Dienstag, 6. Dezember 2022, 16:44

Hallo,
in der Tat werden Rote Listen für Gliederfüßer auf Landes- und nationaler Ebene üblicherweise bestenfalls alle 10 Jahre herausgegeben und zwischenzeitlich nicht aktualisiert, soweit ich weiß.
Meconema meridionale ist inzwischen offenbar in ganz Mitteleuropa häufig und zumindest lokal (in Städten?) sehr, sehr häufig.

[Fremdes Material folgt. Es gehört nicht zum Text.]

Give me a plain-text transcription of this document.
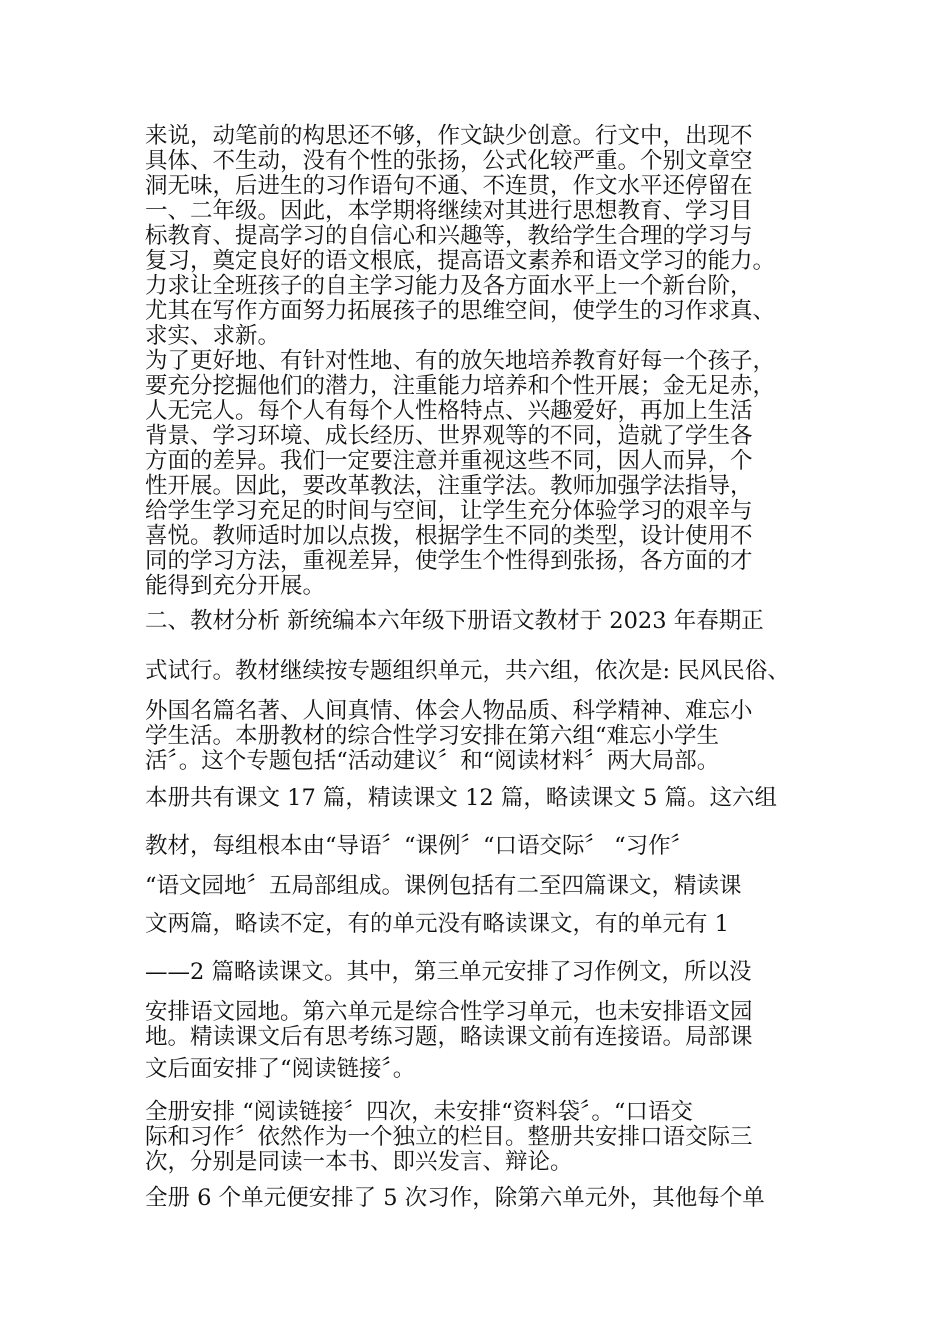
来说，动笔前的构思还不够，作文缺少创意。行文中，出现不
具体、不生动，没有个性的张扬，公式化较严重。个别文章空
洞无味，后进生的习作语句不通、不连贯，作文水平还停留在
一、二年级。因此，本学期将继续对其进行思想教育、学习目
标教育、提高学习的自信心和兴趣等，教给学生合理的学习与
复习，奠定良好的语文根底，提高语文素养和语文学习的能力。
力求让全班孩子的自主学习能力及各方面水平上一个新台阶，
尤其在写作方面努力拓展孩子的思维空间，使学生的习作求真、
求实、求新。
为了更好地、有针对性地、有的放矢地培养教育好每一个孩子，
要充分挖掘他们的潜力，注重能力培养和个性开展；金无足赤，
人无完人。每个人有每个人性格特点、兴趣爱好，再加上生活
背景、学习环境、成长经历、世界观等的不同，造就了学生各
方面的差异。我们一定要注意并重视这些不同，因人而异，个
性开展。因此，要改革教法，注重学法。教师加强学法指导，
给学生学习充足的时间与空间，让学生充分体验学习的艰辛与
喜悦。教师适时加以点拨，根据学生不同的类型，设计使用不
同的学习方法，重视差异，使学生个性得到张扬，各方面的才
能得到充分开展。
二、教材分析 新统编本六年级下册语文教材于 2023 年春期正
式试行。教材继续按专题组织单元，共六组，依次是: 民风民俗、
外国名篇名著、人间真情、体会人物品质、科学精神、难忘小
学生活。本册教材的综合性学习安排在第六组“难忘小学生
活〞。这个专题包括“活动建议〞和“阅读材料〞两大局部。
本册共有课文 17 篇，精读课文 12 篇，略读课文 5 篇。这六组
教材，每组根本由“导语〞“课例〞“口语交际〞 “习作〞
“语文园地〞五局部组成。课例包括有二至四篇课文，精读课
文两篇，略读不定，有的单元没有略读课文，有的单元有 1
——2 篇略读课文。其中，第三单元安排了习作例文，所以没
安排语文园地。第六单元是综合性学习单元，也未安排语文园
地。精读课文后有思考练习题，略读课文前有连接语。局部课
文后面安排了“阅读链接〞。
全册安排 “阅读链接〞四次，未安排“资料袋〞。“口语交
际和习作〞依然作为一个独立的栏目。整册共安排口语交际三
次，分别是同读一本书、即兴发言、辩论。
全册 6 个单元便安排了 5 次习作，除第六单元外，其他每个单
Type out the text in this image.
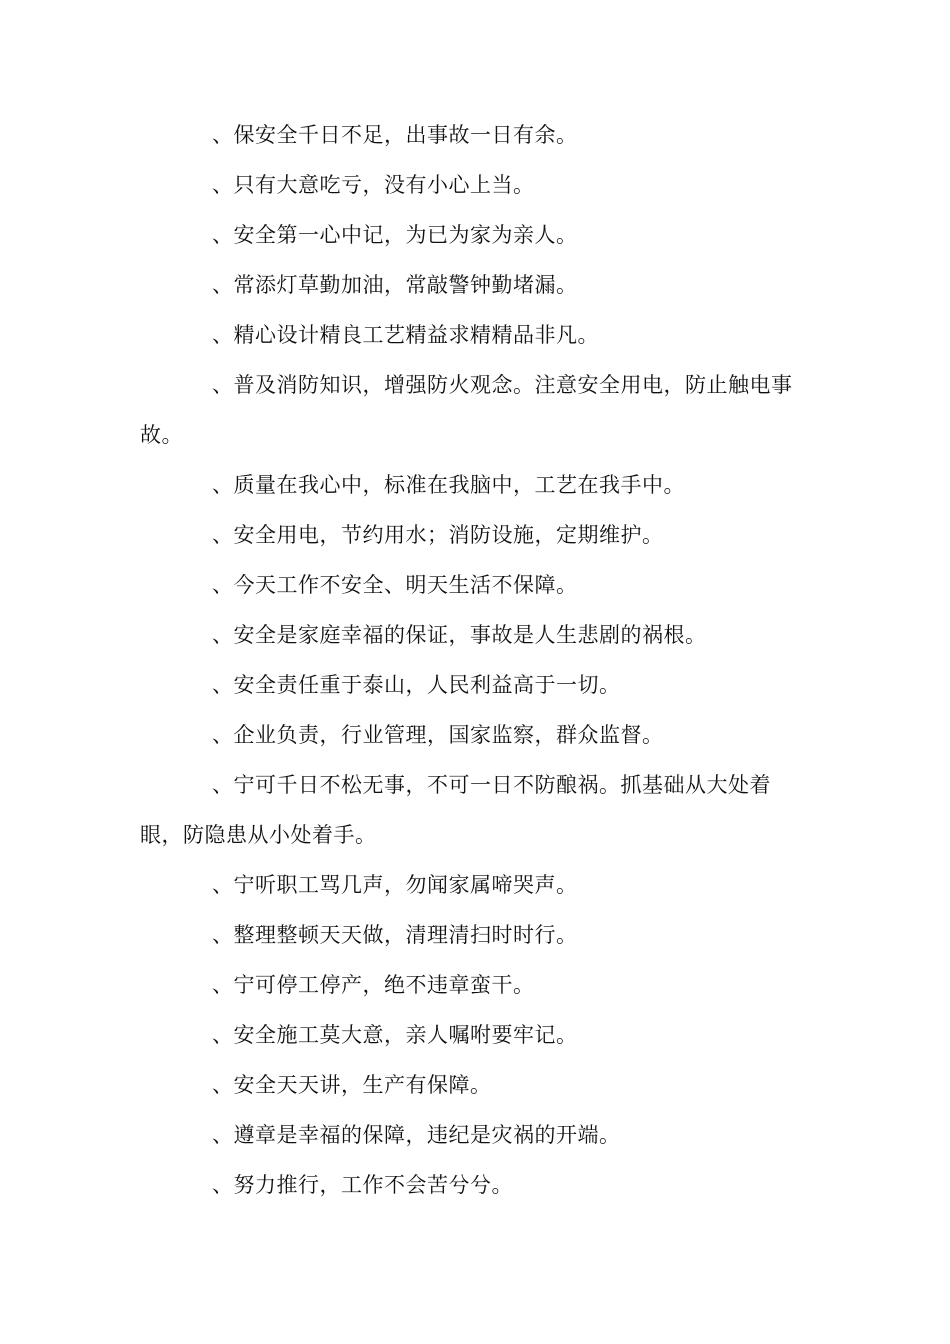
、保安全千日不足，出事故一日有余。

、只有大意吃亏，没有小心上当。

、安全第一心中记，为已为家为亲人。

、常添灯草勤加油，常敲警钟勤堵漏。

、精心设计精良工艺精益求精精品非凡。

、普及消防知识，增强防火观念。注意安全用电，防止触电事故。

、质量在我心中，标准在我脑中，工艺在我手中。

、安全用电，节约用水；消防设施，定期维护。

、今天工作不安全、明天生活不保障。

、安全是家庭幸福的保证，事故是人生悲剧的祸根。

、安全责任重于泰山，人民利益高于一切。

、企业负责，行业管理，国家监察，群众监督。

、宁可千日不松无事，不可一日不防酿祸。抓基础从大处着眼，防隐患从小处着手。

、宁听职工骂几声，勿闻家属啼哭声。

、整理整顿天天做，清理清扫时时行。

、宁可停工停产，绝不违章蛮干。

、安全施工莫大意，亲人嘱咐要牢记。

、安全天天讲，生产有保障。

、遵章是幸福的保障，违纪是灾祸的开端。

、努力推行，工作不会苦兮兮。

Sie ist eine der häufigsten von mir beobachteten Arten überhaupt, was wahrscheinlich auch daran liegt, dass ich bevorzugt Schnabelkerfe beobachte und das Verhalten der Südlichen Eichenschrecke viel eher dem einiger Schnabelkerfe (etwa Grüne Stinkwanze) gleicht als dem der meisten Heuschrecken: Sie verbringt ihr Leben auf Bäumen (neben den Tieren selbst kann man auch ihre hübschen Häutungen an Blättern klebend finden; das Leben in Bäumen ist nun nicht wirklich außergewöhnlich, aber man denkt bei Heuschrecken doch eher an die Krautschicht), seltener Sträuchern, zeigt quasi gar kein Fluchtverhalten, (passend zu ihren zurückentwickelten Flügeln), sondern verlässt sich auf ihre Tarnung und läuft bei Entdeckung im Allgemeinen nicht einmal davon, und adulte Tiere sind auch nach dem ersten Frost noch anzutreffen (und dann besonders leicht zu entdecken, wegen mangelnder Tarnung).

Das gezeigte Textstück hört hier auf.